Memorandum by the Under Secretary of State (Castle) of a Conversation With the Rumanian Minister (Davila)

The Minister came in to talk with me on the subject of Bessarabia. He talked very verbosely all around the subject, basing his remarks [Page 506] upon the Secretary’s letter to Senator Borah,4 and asking whether I did not feel that this agreement not to recognize changes in territory resulting from the use of force ought not to apply to a de facto as well as a de jure situation. He talked at great length about the question of Vilna and I do not know whether or not I was successful in persuading him that so far as we were concerned, the Vilna situation was a very different thing from the Bessarabia situation.

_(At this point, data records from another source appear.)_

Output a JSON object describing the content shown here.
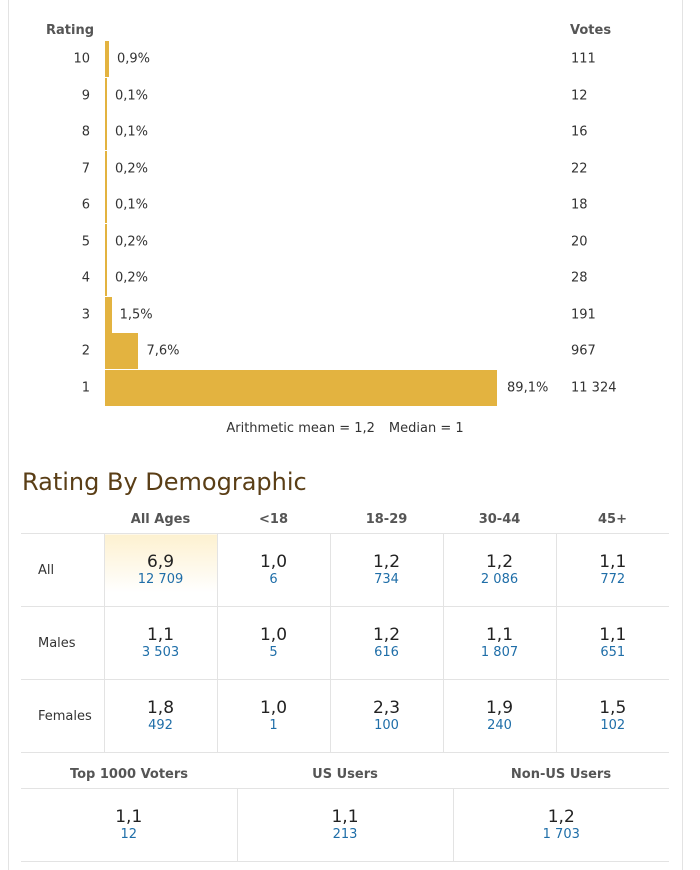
{
  "histogram": {
    "header_rating": "Rating",
    "header_votes": "Votes",
    "bar_color": "#e3b340",
    "rows": [
      {
        "rating": "10",
        "pct_label": "0,9%",
        "pct": 0.9,
        "votes": "111"
      },
      {
        "rating": "9",
        "pct_label": "0,1%",
        "pct": 0.1,
        "votes": "12"
      },
      {
        "rating": "8",
        "pct_label": "0,1%",
        "pct": 0.1,
        "votes": "16"
      },
      {
        "rating": "7",
        "pct_label": "0,2%",
        "pct": 0.2,
        "votes": "22"
      },
      {
        "rating": "6",
        "pct_label": "0,1%",
        "pct": 0.1,
        "votes": "18"
      },
      {
        "rating": "5",
        "pct_label": "0,2%",
        "pct": 0.2,
        "votes": "20"
      },
      {
        "rating": "4",
        "pct_label": "0,2%",
        "pct": 0.2,
        "votes": "28"
      },
      {
        "rating": "3",
        "pct_label": "1,5%",
        "pct": 1.5,
        "votes": "191"
      },
      {
        "rating": "2",
        "pct_label": "7,6%",
        "pct": 7.6,
        "votes": "967"
      },
      {
        "rating": "1",
        "pct_label": "89,1%",
        "pct": 89.1,
        "votes": "11 324"
      }
    ],
    "mean_label": "Arithmetic mean = 1,2",
    "median_label": "Median = 1"
  },
  "demographics": {
    "title": "Rating By Demographic",
    "columns": [
      "All Ages",
      "<18",
      "18-29",
      "30-44",
      "45+"
    ],
    "rows": [
      {
        "label": "All",
        "cells": [
          {
            "rating": "6,9",
            "votes": "12 709"
          },
          {
            "rating": "1,0",
            "votes": "6"
          },
          {
            "rating": "1,2",
            "votes": "734"
          },
          {
            "rating": "1,2",
            "votes": "2 086"
          },
          {
            "rating": "1,1",
            "votes": "772"
          }
        ]
      },
      {
        "label": "Males",
        "cells": [
          {
            "rating": "1,1",
            "votes": "3 503"
          },
          {
            "rating": "1,0",
            "votes": "5"
          },
          {
            "rating": "1,2",
            "votes": "616"
          },
          {
            "rating": "1,1",
            "votes": "1 807"
          },
          {
            "rating": "1,1",
            "votes": "651"
          }
        ]
      },
      {
        "label": "Females",
        "cells": [
          {
            "rating": "1,8",
            "votes": "492"
          },
          {
            "rating": "1,0",
            "votes": "1"
          },
          {
            "rating": "2,3",
            "votes": "100"
          },
          {
            "rating": "1,9",
            "votes": "240"
          },
          {
            "rating": "1,5",
            "votes": "102"
          }
        ]
      }
    ],
    "voter_groups": [
      {
        "label": "Top 1000 Voters",
        "rating": "1,1",
        "votes": "12"
      },
      {
        "label": "US Users",
        "rating": "1,1",
        "votes": "213"
      },
      {
        "label": "Non-US Users",
        "rating": "1,2",
        "votes": "1 703"
      }
    ],
    "vote_link_color": "#1f6ea8"
  }
}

I told him that I could not possibly answer as to what our attitude would be in case Russia attacked Rumania for the sake of getting back Bessarabia. I said that naturally we should not, under the doctrine laid down by Mr. Stimson, recognize the annexation of any Rumanian territory, but that it was impossible for me to forecast what attitude we might take if Russia merely took back Bessarabia which we had never recognized as an integral part of Rumania. I pointed out to him that the situation was made even more complicated by the fact that we had not recognized Russia.

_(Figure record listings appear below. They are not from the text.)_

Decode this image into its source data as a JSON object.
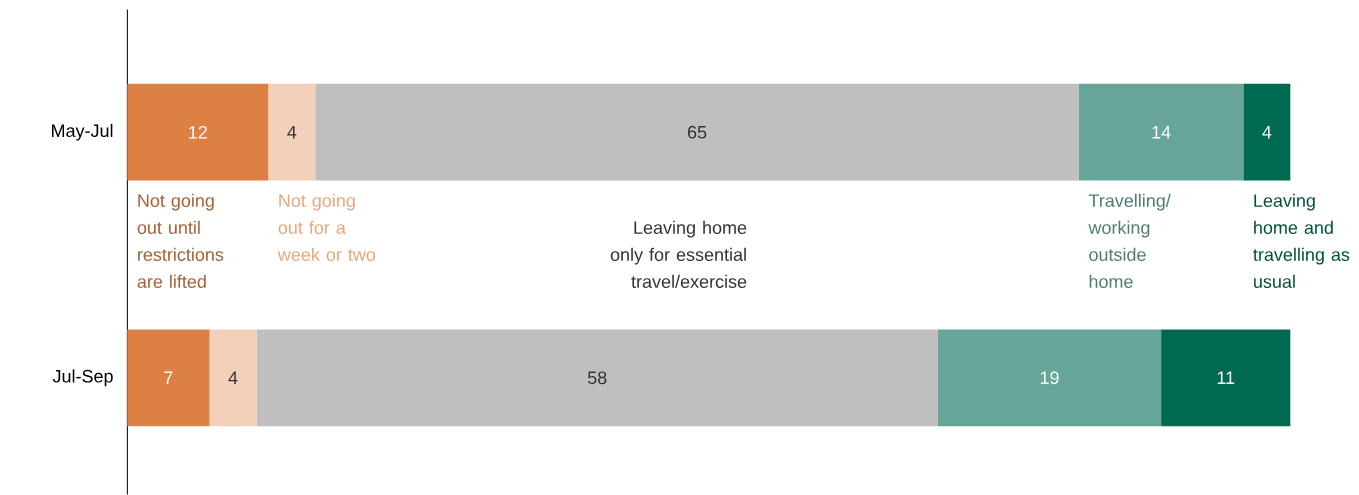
{
  "chart_data": {
    "type": "bar",
    "orientation": "horizontal",
    "stacked": true,
    "data_labels": true,
    "categories": [
      "May-Jul",
      "Jul-Sep"
    ],
    "series": [
      {
        "name": "Not going out until restrictions are lifted",
        "color": "#dc8044",
        "values": [
          12,
          7
        ]
      },
      {
        "name": "Not going out for a week or two",
        "color": "#f2d0b9",
        "values": [
          4,
          4
        ]
      },
      {
        "name": "Leaving home only for essential travel/exercise",
        "color": "#bfbfbf",
        "values": [
          65,
          58
        ]
      },
      {
        "name": "Travelling/ working outside home",
        "color": "#66a598",
        "values": [
          14,
          19
        ]
      },
      {
        "name": "Leaving home and travelling as usual",
        "color": "#006a50",
        "values": [
          4,
          11
        ]
      }
    ]
  }
}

The Minister went into a rather long disposition of the general situation in Bessarabia and the apparent impossibility of ever coming to any agreement with Russia on the subject inasmuch as the plebiscite would be political, not ethnical.

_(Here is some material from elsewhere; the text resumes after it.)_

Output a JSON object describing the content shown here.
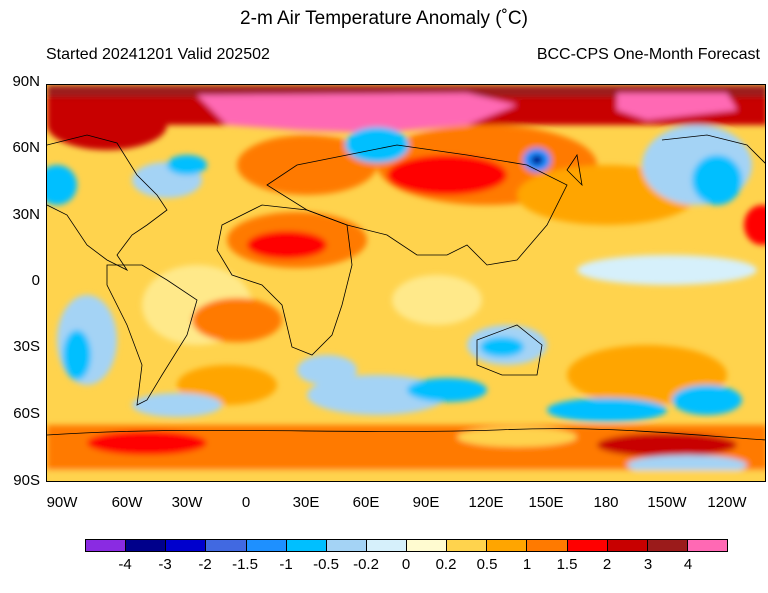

I am afraid the only point he definitely got before the end of his call was that I did not propose to commit myself as to probable American action in case of a very hypothetical and improbable attack on the part of Russia.

W[illiam] E. C[astle, Jr.]
  1. Dated February 23, 1932: see telegram No. 50, February 24, 1932, to the Consul General at Shanghai, Foreign Relations, Japan, 1931–1941, vol. i, p. 83.